Davalılar, davanın reddini dilemişler, davalılardan M.. B.. ve F.. B.. ise açmış oldukları karşı davada, davalı-karşı davacının, ilk ay kirası ile Ocak-Şubat-Mart-Nisan 2009 aylarına ait kira bedellerini ödemediğini, ayrıca taşınmaza da hasar verdiğini ileri sürerek, tüm alacakları nedeniyle fazlaya ilişin hakları Saklı kalmak üzere şimdilik 10.000,00 TL’nin avans faizi ile birlikte tahsilini istemişler, 24.6.2010 tarihli ıslah dilekçeleri ile de talep miktarını 40.000,00 TL’ye çıkarmışlardır.

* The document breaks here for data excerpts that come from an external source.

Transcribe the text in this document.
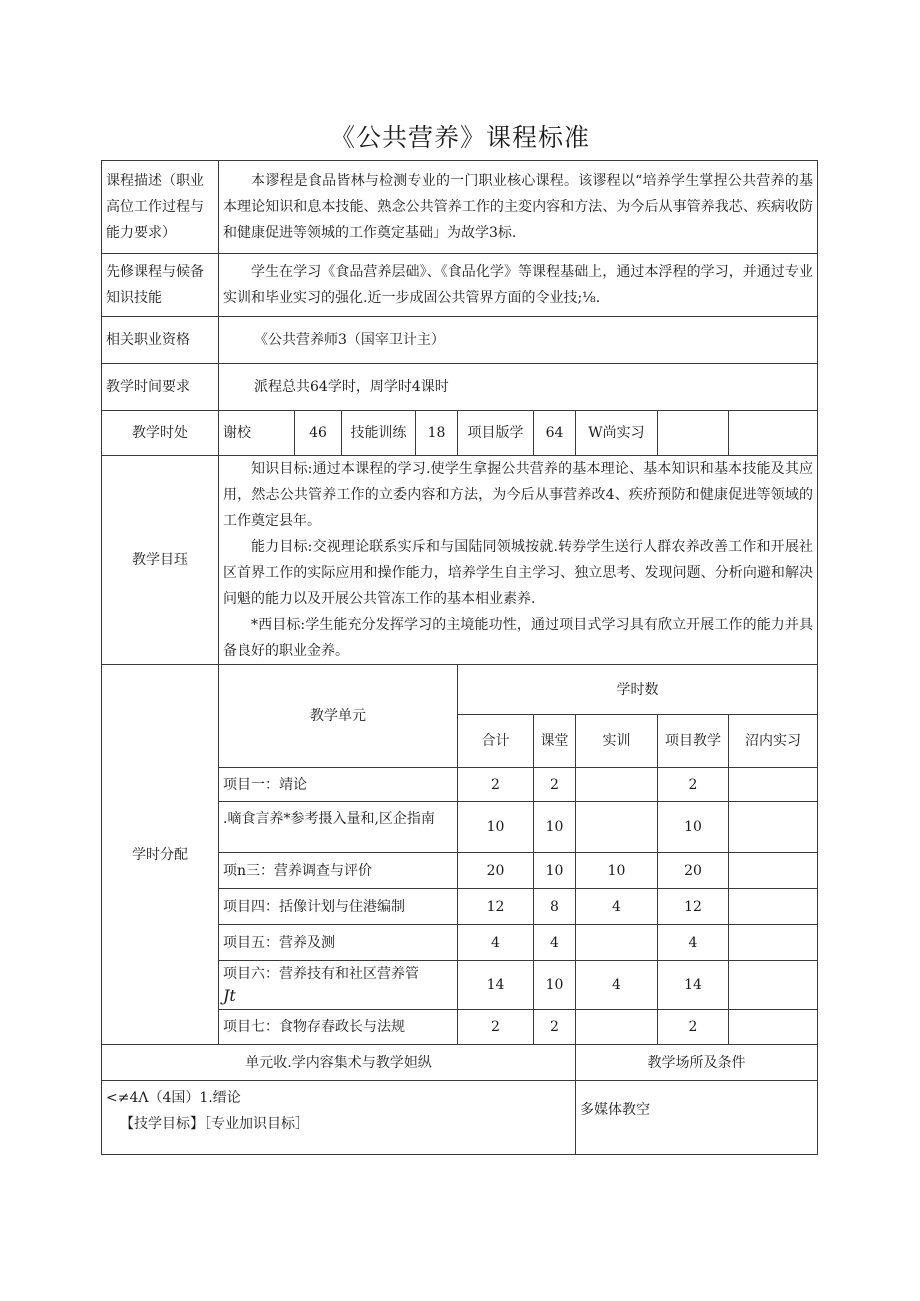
《公共营养》课程标准
课程描述（职业高位工作过程与能力要求）	本谬程是食品皆林与检测专业的一门职业核心课程。该谬程以“培养学生掌捏公共营养的基本理论知识和息本技能、熟念公共管养工作的主変内容和方法、为今后从事管养我芯、疾病收防和健康促进等领城的工作奠定基础」为故学3标.								
先修课程与候备知识技能	学生在学习《食品营养层础》、《食品化学》等课程基础上，通过本浮程的学习，并通过专业实训和毕业实习的强化.近一步成固公共管界方面的令业技;⅛.								
相关职业资格	《公共营养师3（国宰卫计主）								
教学时间要求	派程总共64学时，周学时4课时								
教学时处	谢校	46	技能训练	18	项目版学	64	W尚实习		
教学目珏	知识目标:通过本课程的学习.使学生拿握公共营养的基本理论、基本知识和基本技能及其应用，然忐公共管养工作的立委内容和方法，为今后从事营养改4、疾疥预防和健康促进等领域的工作奠定县年。
能力目标:交视理论联系实斥和与国陆同领城按就.转券学生送行人群农养改善工作和开展社区首界工作的实际应用和操作能力，培养学生自主学习、独立思考、发现问题、分析向避和解决问魁的能力以及开展公共管冻工作的基本相业素养.
*西目标:学生能充分发挥学习的主境能功性，通过项目式学习具有欣立开展工作的能力并具备良好的职业金养。								

学时分配	教学单元				学时数				
					合计	课堂	实训	项目教学	沼内实习
	项目一：靖论				2	2		2	
	.嘀食言养*参考摄入量和,区企指南				10	10		10	
	项n三：营养调查与评价				20	10	10	20	
	项目四：括像计划与住港编制				12	8	4	12	
	项目五：营养及测				4	4		4	

	项目六：营养技有和社区营养管
Jt				14	10	4	14	
	项目七：食物存春政长与法规				2	2		2	
单元收.学内容集术与教学妲纵							教学场所及条件		

<≠4Λ（4国）1.缙论
【技学目标】［专业加识目标］							多媒体教空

Mahkemece, asıl ve birleşen davaların reddine, karşı davanın ise kısmen kabulüne, alınan bilirkişi raporuna göre hor kullanma tazminatı (14.250,00 TL) ile ödenmeyen beş aylık kira bedeli (34.000,00 TL) toplamından, karşı davacıların hisselerine isabet eden 32.160,00 TL’nin, davalı-karşı davacıdan tahsiline, bu miktarın 10.000 TL’lik kısmına dava tarihinden, bakiye kısmına ise ıslah tarihinden itibaren yasal faiz yürütülmesine karar verilmiş, hüküm, davacı tarafından temyiz edilmiştir.

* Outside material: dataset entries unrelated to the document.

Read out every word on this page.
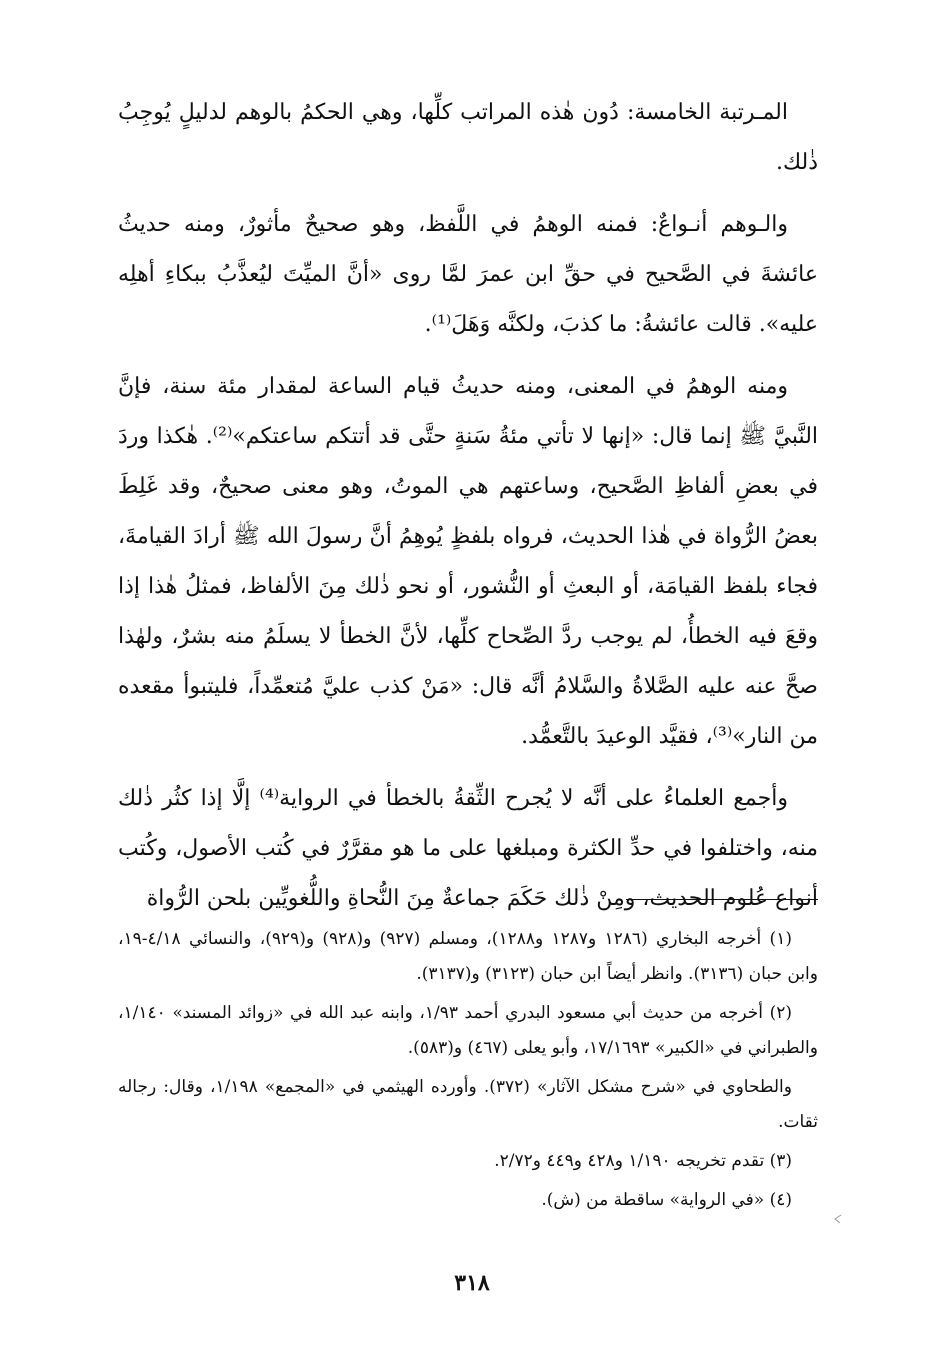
المـرتبة الخامسة: دُون هٰذه المراتب كلِّها، وهي الحكمُ بالوهم لدليلٍ يُوجِبُ ذٰلك.

والـوهم أنـواعٌ: فمنه الوهمُ في اللَّفظ، وهو صحيحٌ مأثورٌ، ومنه حديثُ عائشةَ في الصَّحيح في حقِّ ابن عمرَ لمَّا روى «أنَّ الميِّتَ ليُعذَّبُ ببكاءِ أهلِه عليه». قالت عائشةُ: ما كذبَ، ولكنَّه وَهَلَ⁽¹⁾.

ومنه الوهمُ في المعنى، ومنه حديثُ قيام الساعة لمقدار مئة سنة، فإنَّ النَّبيَّ ﷺ إنما قال: «إنها لا تأتي مئةُ سَنةٍ حتَّى قد أتتكم ساعتكم»⁽²⁾. هٰكذا وردَ في بعضِ ألفاظِ الصَّحيح، وساعتهم هي الموتُ، وهو معنى صحيحٌ، وقد غَلِطَ بعضُ الرُّواة في هٰذا الحديث، فرواه بلفظٍ يُوهِمُ أنَّ رسولَ الله ﷺ أرادَ القيامةَ، فجاء بلفظ القيامَة، أو البعثِ أو النُّشور، أو نحو ذٰلك مِنَ الألفاظ، فمثلُ هٰذا إذا وقعَ فيه الخطأُ، لم يوجب ردَّ الصِّحاح كلِّها، لأنَّ الخطأ لا يسلَمُ منه بشرٌ، ولهٰذا صحَّ عنه عليه الصَّلاةُ والسَّلامُ أنَّه قال: «مَنْ كذب عليَّ مُتعمِّداً، فليتبوأ مقعده من النار»⁽³⁾، فقيَّد الوعيدَ بالتَّعمُّد.

وأجمع العلماءُ على أنَّه لا يُجرح الثِّقةُ بالخطأ في الرواية⁽⁴⁾ إلَّا إذا كثُر ذٰلك منه، واختلفوا في حدِّ الكثرة ومبلغها على ما هو مقرَّرٌ في كُتب الأصول، وكُتب أنواع عُلوم الحديث، ومِنْ ذٰلك حَكَمَ جماعةٌ مِنَ النُّحاةِ واللُّغويِّين بلحن الرُّواة

(١) أخرجه البخاري (١٢٨٦ و١٢٨٧ و١٢٨٨)، ومسلم (٩٢٧) و(٩٢٨) و(٩٢٩)، والنسائي ٤/١٨-١٩، وابن حبان (٣١٣٦). وانظر أيضاً ابن حبان (٣١٢٣) و(٣١٣٧).

(٢) أخرجه من حديث أبي مسعود البدري أحمد ١/٩٣، وابنه عبد الله في «زوائد المسند» ١/١٤٠، والطبراني في «الكبير» ١٧/١٦٩٣، وأبو يعلى (٤٦٧) و(٥٨٣).

والطحاوي في «شرح مشكل الآثار» (٣٧٢). وأورده الهيثمي في «المجمع» ١/١٩٨، وقال: رجاله ثقات.

(٣) تقدم تخريجه ١/١٩٠ و٤٢٨ و٤٤٩ و٢/٧٢.

(٤) «في الرواية» ساقطة من (ش).

٣١٨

1-Dosyadaki yazılara, kararın dayandığı delillerle yasaya uygun gerektirici nedenlere ve özellikle, davacı-karşı davalının depozito alacağı nedeniyle ayrı bir dava açarak talepte bulunabileceğinin, ayrıca kararın “hüküm” başlıklı kısmında, karşı dava ile ilgili hüküm kurulurken faiz başlangıcı olarak gösterilen dava tarihinin, “karşı dava tarihi olan 22.4.2009” olması gerekirken, asıl dava tarihi olan “22.3.2009” tarihinin yazılmasının, maddi hataya ilişkin olup, mahallinde her zaman düzeltilebileceğinin anlaşılmasına göre, davacının aşağıdaki bentlerin kapsamı dışında kalan diğer temyiz itirazlarının reddi gerekir.

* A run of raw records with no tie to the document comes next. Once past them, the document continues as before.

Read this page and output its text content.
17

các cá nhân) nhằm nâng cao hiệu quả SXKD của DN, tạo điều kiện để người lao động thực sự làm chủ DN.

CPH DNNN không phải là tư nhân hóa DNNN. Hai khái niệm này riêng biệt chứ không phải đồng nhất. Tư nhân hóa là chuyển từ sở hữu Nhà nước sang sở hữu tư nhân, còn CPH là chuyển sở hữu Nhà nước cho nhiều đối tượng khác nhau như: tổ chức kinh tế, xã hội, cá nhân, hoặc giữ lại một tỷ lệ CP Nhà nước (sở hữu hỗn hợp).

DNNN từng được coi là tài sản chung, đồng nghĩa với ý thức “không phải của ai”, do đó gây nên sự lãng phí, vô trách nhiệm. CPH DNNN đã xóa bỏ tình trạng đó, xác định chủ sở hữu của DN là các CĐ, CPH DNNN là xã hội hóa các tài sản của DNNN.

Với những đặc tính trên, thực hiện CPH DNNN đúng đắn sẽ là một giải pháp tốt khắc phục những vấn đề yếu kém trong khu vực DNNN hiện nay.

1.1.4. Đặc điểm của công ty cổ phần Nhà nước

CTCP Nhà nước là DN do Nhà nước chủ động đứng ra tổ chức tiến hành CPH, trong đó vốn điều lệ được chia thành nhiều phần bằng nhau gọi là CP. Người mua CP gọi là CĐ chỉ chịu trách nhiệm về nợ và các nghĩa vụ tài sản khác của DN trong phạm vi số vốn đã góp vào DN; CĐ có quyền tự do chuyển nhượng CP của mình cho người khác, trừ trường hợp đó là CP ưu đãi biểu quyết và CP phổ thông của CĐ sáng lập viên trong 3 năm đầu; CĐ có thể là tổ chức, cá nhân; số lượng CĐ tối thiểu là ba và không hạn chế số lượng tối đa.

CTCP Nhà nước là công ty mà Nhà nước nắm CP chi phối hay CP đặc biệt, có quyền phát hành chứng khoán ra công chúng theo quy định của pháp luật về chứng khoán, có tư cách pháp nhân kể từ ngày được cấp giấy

2-Davalılardan M.. B.. ve F.. B.. tarafından açılan karşı davada, ödenmediği ileri sürülen ilk ay ve Ocak-Şubat-Mart-Nisan 2009 aylarına ait kira bedelleri olmak üzere toplam beş aylık kira bedelinin ve hor kullanma tazminatının tahsili talep edilmiş olup, mahkemece de, bilirkişi raporunda belirtilen gerek 14.250 TL hor kullanma bedeli, gerekse beş aylık kira bedeli 34.000,00 TL’nin, karşı davacıların hissesine isabet eden toplam 32.160,00 TL’lik kısmının davalı-karşı davacıdan tahsiline karar verilmiştir.
Davalı karşı davacılar, Ocak-Şubat-Mart-Nisan 2009 aylarına ait kira bedelleri yanında ilk aya ait kira bedelinin de ödenmediğini ileri sürmüşlerse de, davacı kiracı ise bu iddiaya karşı çıkarak, ilk aya ilişkin kira bedelinin peşin olarak kiralayanlara ödendiğini savunmuştur. Oysa ki taraflar arasındaki kira sözleşmesi, Ekim 2006 başlangıç tarihli olup, ilk ayın kirası dışında, 2009 yılı Ocak ayına kadarki diğer kira bedellerinin ödendiği konusunda davacı ve davalılar arasında uyuşmazlık bulunmamaktadır. Borçlar Kanununun 88. maddesinde, “faizden veya kira karşılığı gibi muayyen zamanlarda ödenmesi lazım gelen sair borçlardan ihtirazi bir kayıt dermeyan etmeksizin bir taksit için makbuz veren alacaklı, ondan evvelki taksitleri de tahsil etmiş sayılır.” hükmü mevcut olup, taraflar arasında Ekim 2006 tarihinden, Ocak 2009 tarihine kadarki 2,5 yıllık süre içinde, diğer kira bedellerinin ödendiği uyuşmazlık konusu olmadığına göre, ilk ay kira (Ekim 2006) bedelinin ödenmediği konusundaki ispat yükümlülüğü, Borçlar Kanununun 88. Maddesine göre davalı kiralayanlara aittir. Davalılar ise bu konudaki ispat yükümlülüklerini yerine getirememişlerdir. Ne var ki davalı-karşı davacılar karşı dava dilekçelerinde “her türlü yasal delil” demek suretiyle yemin deliline de dayanmış olduklarından, bu konuda karşı tarafa yemin yöneltme haklarının mevcut olduğu hatırlatılıp, sonucuna göre bir karar verilmesi gerekirken, açıklanan husus göz ardı edilerek, “ilk aya ilişkin (Ekim 2006) kira bedelinin” de ödenmediği kabul edilerek yazılı şekilde karar verilmiş olması, usul ve yasaya aykırı olup, bozmayı gerektirir.
3-Davalı-karşı davacılar, 24.6.2010 tarihli ıslah dilekçeleriyle dava miktarını 40.000,00 TL’ye çıkarmış ve bu miktar üzerinden ödenmesi gereken peşin karar ve ilam harcını da yatırmışlardır. Mahkemece karşı davanın kısmen kabulüne karar verildiği halde, reddedilen miktar üzerinden davada vekille temsil edilen davacı-karşı davalı şirket yararına vekalet ücretine hükmedilmemiş olması da, usul ve yasaya aykırı olup, bozma nedenidir.
SONUÇ : 1. bent gereğince davacının diğer temyiz itirazlarının reddine, temyiz edilen hükmün, 2. ve 3. Bentlerde açıklanan nedenlerle temyiz eden davacı yararına BOZULMASINA, peşin alınan 478.00 TL harcın istek halinde iadesine, 11.2.2014 gününde oybirliğiyle karar verildi.